Фурия (страница 7)
– У меня месяца два назад сперли мобильник. А сейчас у меня древний, девяностых годов. – Я небрежно рассмеялась, мол, подумаешь, невелика беда. Но внутренне содрогнулась, едва вспомнила ту парочку мальчишек, оба не старше двенадцати, которые наставили на меня пушку и отобрали мобильник. Диего эти подробности знать было ни к чему.
Он приобнял меня одной рукой и сказал:
– Это дело поправимое. Ну, пошли готовить чай, а то меня просто распирает от новостей. – Пауза. – Слушай, по-моему, я видел тебя сегодня на стадионе, ты была в серой футболке.
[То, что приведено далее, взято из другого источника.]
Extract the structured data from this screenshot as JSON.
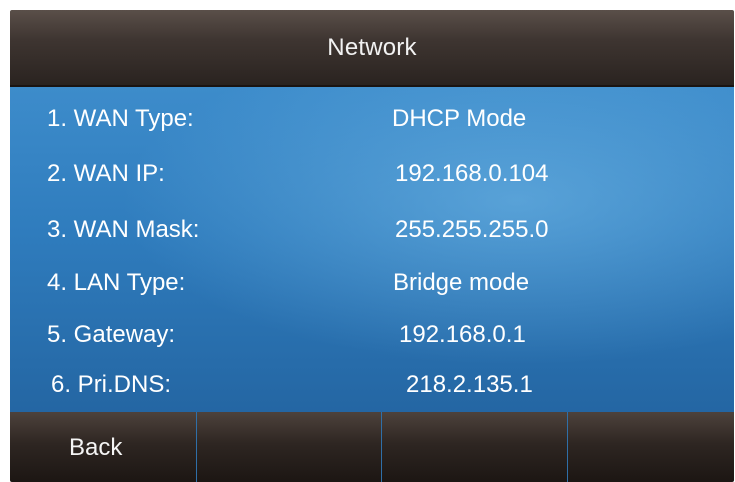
{
  "title": "Network",
  "rows": [
    {
      "label": "1. WAN Type:",
      "value": "DHCP Mode"
    },
    {
      "label": "2. WAN IP:",
      "value": "192.168.0.104"
    },
    {
      "label": "3. WAN Mask:",
      "value": "255.255.255.0"
    },
    {
      "label": "4. LAN Type:",
      "value": "Bridge mode"
    },
    {
      "label": "5. Gateway:",
      "value": "192.168.0.1"
    },
    {
      "label": "6. Pri.DNS:",
      "value": "218.2.135.1"
    }
  ],
  "softkeys": [
    {
      "label": "Back"
    },
    {
      "label": ""
    },
    {
      "label": ""
    },
    {
      "label": ""
    }
  ],
  "colors": {
    "title_bar": "#3e3531",
    "content_background": "#2f7cbd",
    "softkey_bar": "#2e2622",
    "text": "#ffffff"
  }
}
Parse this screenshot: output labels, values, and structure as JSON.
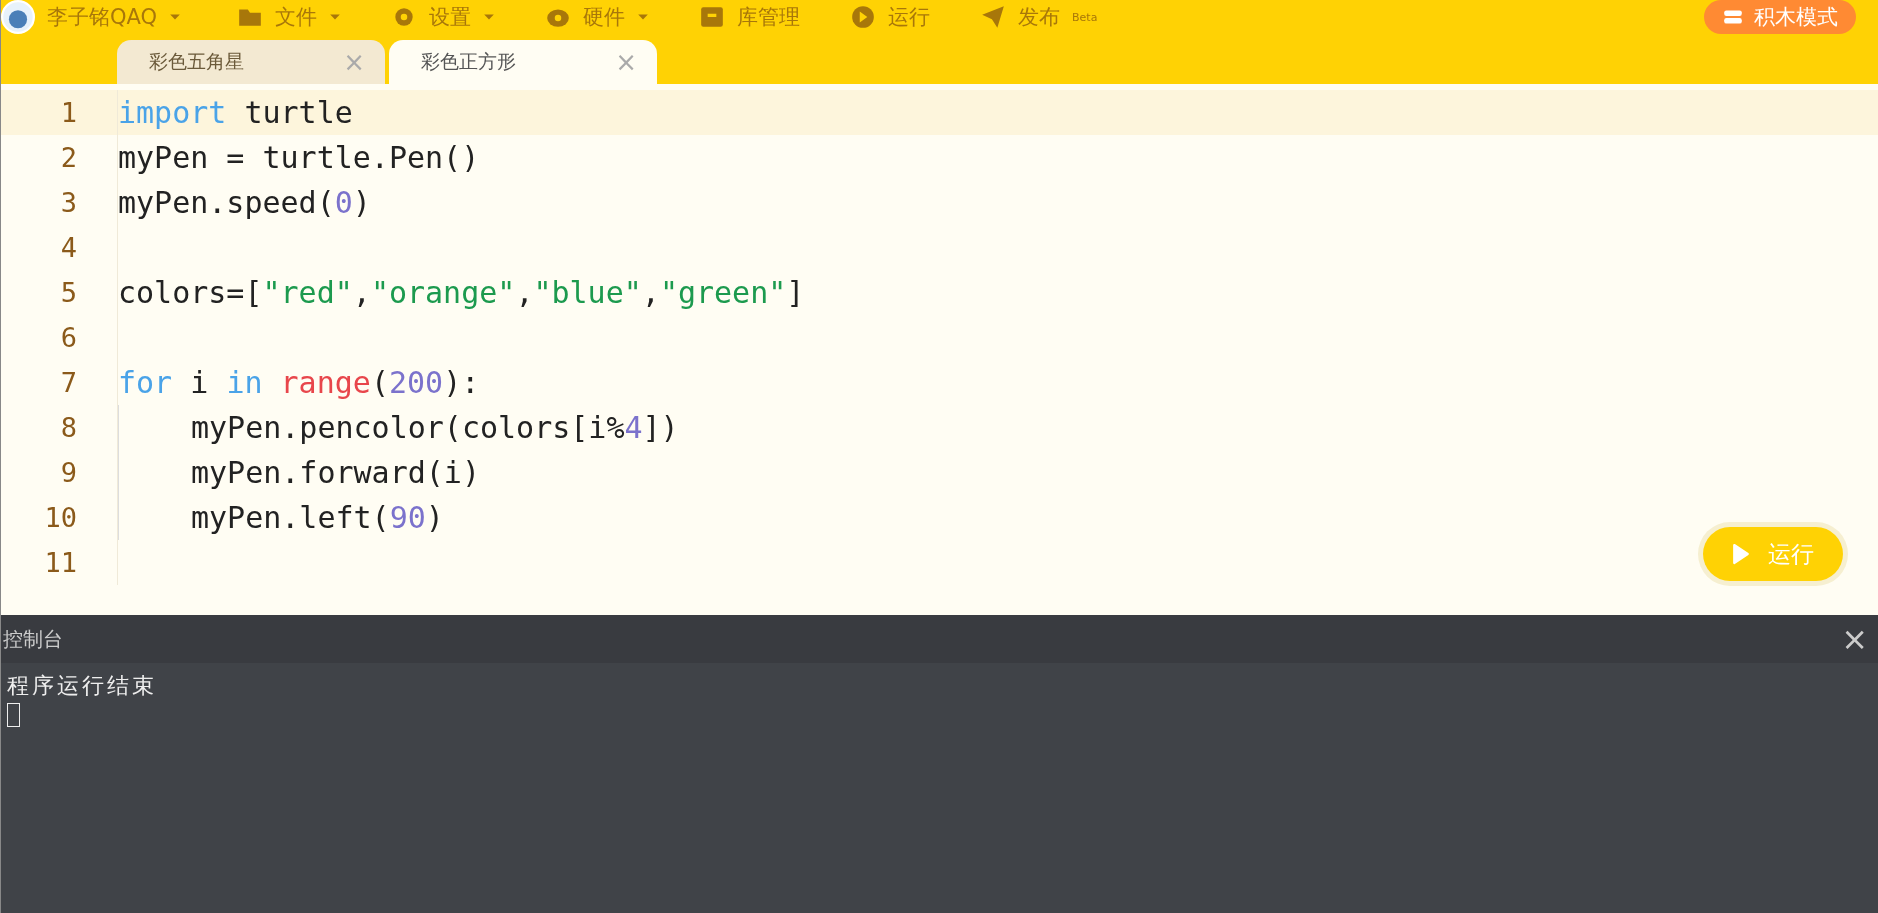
{
  "menu_bar": {
    "user": {
      "name": "李子铭QAQ",
      "has_caret": true
    },
    "items": [
      {
        "label": "文件",
        "has_caret": true
      },
      {
        "label": "设置",
        "has_caret": true
      },
      {
        "label": "硬件",
        "has_caret": true
      },
      {
        "label": "库管理",
        "has_caret": false
      },
      {
        "label": "运行",
        "has_caret": false
      },
      {
        "label": "发布$^{Beta}$",
        "has_caret": false
      }
    ],
    "mode_button": "积木模式"
  },
  "tabs": [
    {
      "label": "彩色五角星",
      "close": "×",
      "selected": false
    },
    {
      "label": "彩色正方形",
      "close": "×",
      "selected": true
    }
  ],
  "editor": {
    "lines": [
      {
        "number": "1",
        "selected": true,
        "indented": false,
        "tokens": [
          {
            "kind": "keyword",
            "text": "import"
          },
          {
            "kind": "plain",
            "text": " turtle"
          }
        ]
      },
      {
        "number": "2",
        "selected": false,
        "indented": false,
        "tokens": [
          {
            "kind": "plain",
            "text": "myPen = turtle.Pen()"
          }
        ]
      },
      {
        "number": "3",
        "selected": false,
        "indented": false,
        "tokens": [
          {
            "kind": "plain",
            "text": "myPen.speed("
          },
          {
            "kind": "number",
            "text": "0"
          },
          {
            "kind": "plain",
            "text": ")"
          }
        ]
      },
      {
        "number": "4",
        "selected": false,
        "indented": false
      },
      {
        "number": "5",
        "selected": false,
        "indented": false,
        "tokens": [
          {
            "kind": "plain",
            "text": "colors=["
          },
          {
            "kind": "string",
            "text": "\"red\""
          },
          {
            "kind": "plain",
            "text": ","
          },
          {
            "kind": "string",
            "text": "\"orange\""
          },
          {
            "kind": "plain",
            "text": ","
          },
          {
            "kind": "string",
            "text": "\"blue\""
          },
          {
            "kind": "plain",
            "text": ","
          },
          {
            "kind": "string",
            "text": "\"green\""
          },
          {
            "kind": "plain",
            "text": "]"
          }
        ]
      },
      {
        "number": "6",
        "selected": false,
        "indented": false
      },
      {
        "number": "7",
        "selected": false,
        "indented": false,
        "tokens": [
          {
            "kind": "keyword",
            "text": "for"
          },
          {
            "kind": "plain",
            "text": " i "
          },
          {
            "kind": "keyword",
            "text": "in"
          },
          {
            "kind": "builtin",
            "text": " range"
          },
          {
            "kind": "plain",
            "text": "("
          },
          {
            "kind": "number",
            "text": "200"
          },
          {
            "kind": "plain",
            "text": "):"
          }
        ]
      },
      {
        "number": "8",
        "selected": false,
        "indented": true,
        "tokens": [
          {
            "kind": "plain",
            "text": "myPen.pencolor(colors[i%"
          },
          {
            "kind": "number",
            "text": "4"
          },
          {
            "kind": "plain",
            "text": "])"
          }
        ]
      },
      {
        "number": "9",
        "selected": false,
        "indented": true,
        "tokens": [
          {
            "kind": "plain",
            "text": "myPen.forward(i)"
          }
        ]
      },
      {
        "number": "10",
        "selected": false,
        "indented": true,
        "tokens": [
          {
            "kind": "plain",
            "text": "myPen.left("
          },
          {
            "kind": "number",
            "text": "90"
          },
          {
            "kind": "plain",
            "text": ")"
          }
        ]
      },
      {
        "number": "11",
        "selected": false,
        "indented": false
      }
    ],
    "run_button": "运行"
  },
  "console": {
    "title": "控制台",
    "close": "×",
    "output": [
      "程序运行结束"
    ]
  }
}
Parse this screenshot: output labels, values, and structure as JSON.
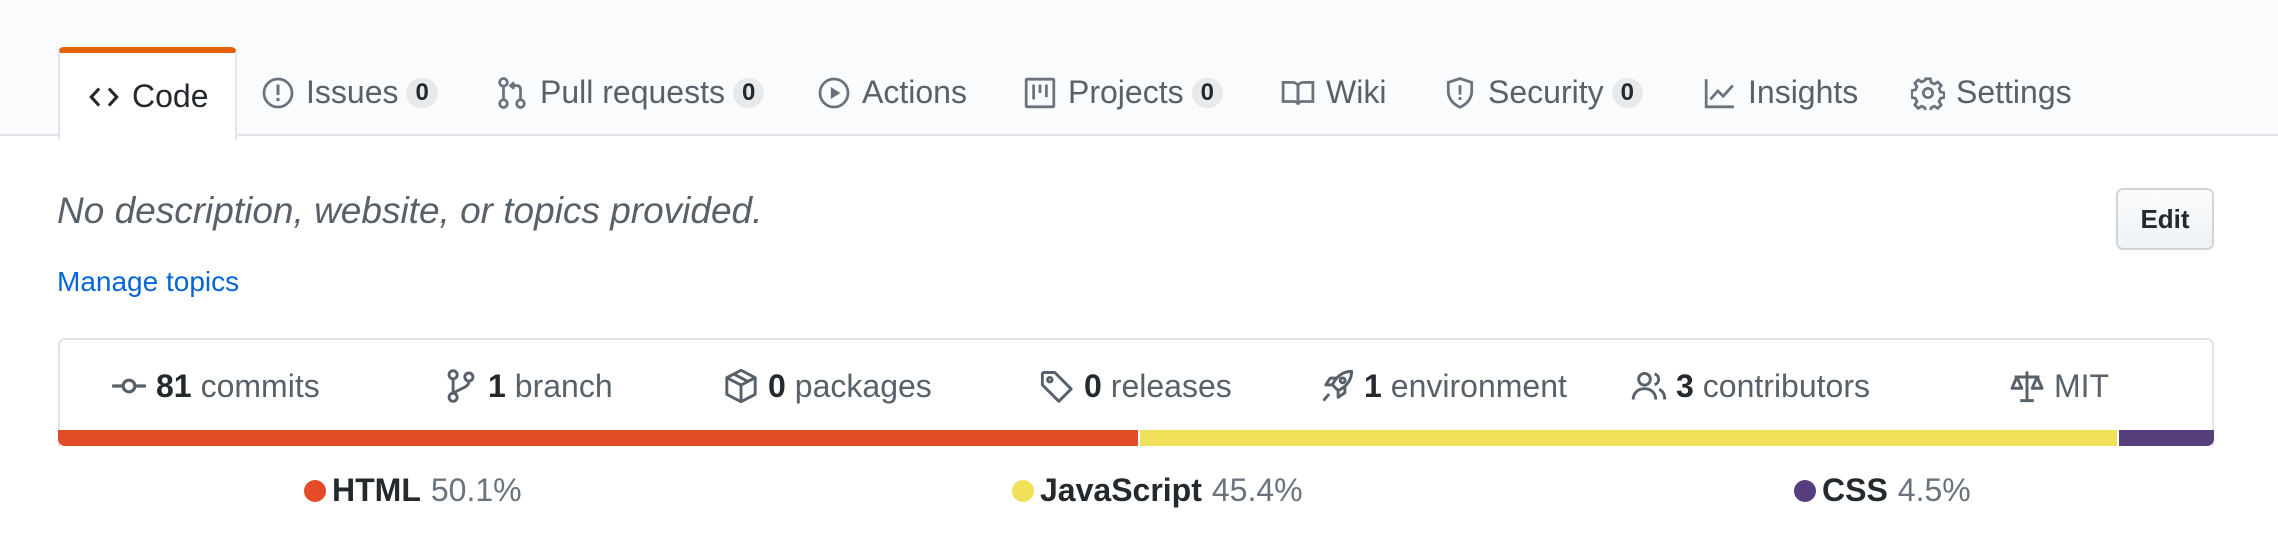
{
  "tabs": [
    {
      "label": "Code",
      "icon": "code-icon",
      "active": true
    },
    {
      "label": "Issues",
      "icon": "issue-icon",
      "count": "0"
    },
    {
      "label": "Pull requests",
      "icon": "pull-request-icon",
      "count": "0"
    },
    {
      "label": "Actions",
      "icon": "play-icon"
    },
    {
      "label": "Projects",
      "icon": "project-icon",
      "count": "0"
    },
    {
      "label": "Wiki",
      "icon": "book-icon"
    },
    {
      "label": "Security",
      "icon": "shield-icon",
      "count": "0"
    },
    {
      "label": "Insights",
      "icon": "graph-icon"
    },
    {
      "label": "Settings",
      "icon": "gear-icon"
    }
  ],
  "about": {
    "description": "No description, website, or topics provided.",
    "manage_topics": "Manage topics",
    "edit_label": "Edit"
  },
  "stats": [
    {
      "num": "81",
      "label": "commits",
      "icon": "commit-icon"
    },
    {
      "num": "1",
      "label": "branch",
      "icon": "branch-icon"
    },
    {
      "num": "0",
      "label": "packages",
      "icon": "package-icon"
    },
    {
      "num": "0",
      "label": "releases",
      "icon": "tag-icon"
    },
    {
      "num": "1",
      "label": "environment",
      "icon": "rocket-icon"
    },
    {
      "num": "3",
      "label": "contributors",
      "icon": "people-icon"
    },
    {
      "num": "",
      "label": "MIT",
      "icon": "law-icon"
    }
  ],
  "languages": [
    {
      "name": "HTML",
      "percent": "50.1%",
      "share": 50.1,
      "color": "#e34c26"
    },
    {
      "name": "JavaScript",
      "percent": "45.4%",
      "share": 45.4,
      "color": "#f1e05a"
    },
    {
      "name": "CSS",
      "percent": "4.5%",
      "share": 4.5,
      "color": "#563d7c"
    }
  ]
}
Это какой команды форма?
– Ты обознался. – И я поспешно сменила тему: – А ты не пришел к нам вечером на пиццу, хотя у нас был семейный сбор. Разве Паблито тебя не пригласил?
Диего пожал плечами и принялся наливать воду в чайник.
– Пригласил, но я ведь примчался на стадион прямиком из аэропорта и не успел повидаться с мамой Аной. А после матча мы с ней ходили в ресторан, посидеть вдвоем.
Я насыпала в свой любимый калебас для матэ мяту и листья падуба, потом добавила щепотку сахара, но тут вспомнила, что угощаю спортсмена мирового уровня.
– Тебе с сахаром можно?
Диего прищурился и протяжно вздохнул:
– Ладно, можно, но совсем чуточку, потому что если главный узнает…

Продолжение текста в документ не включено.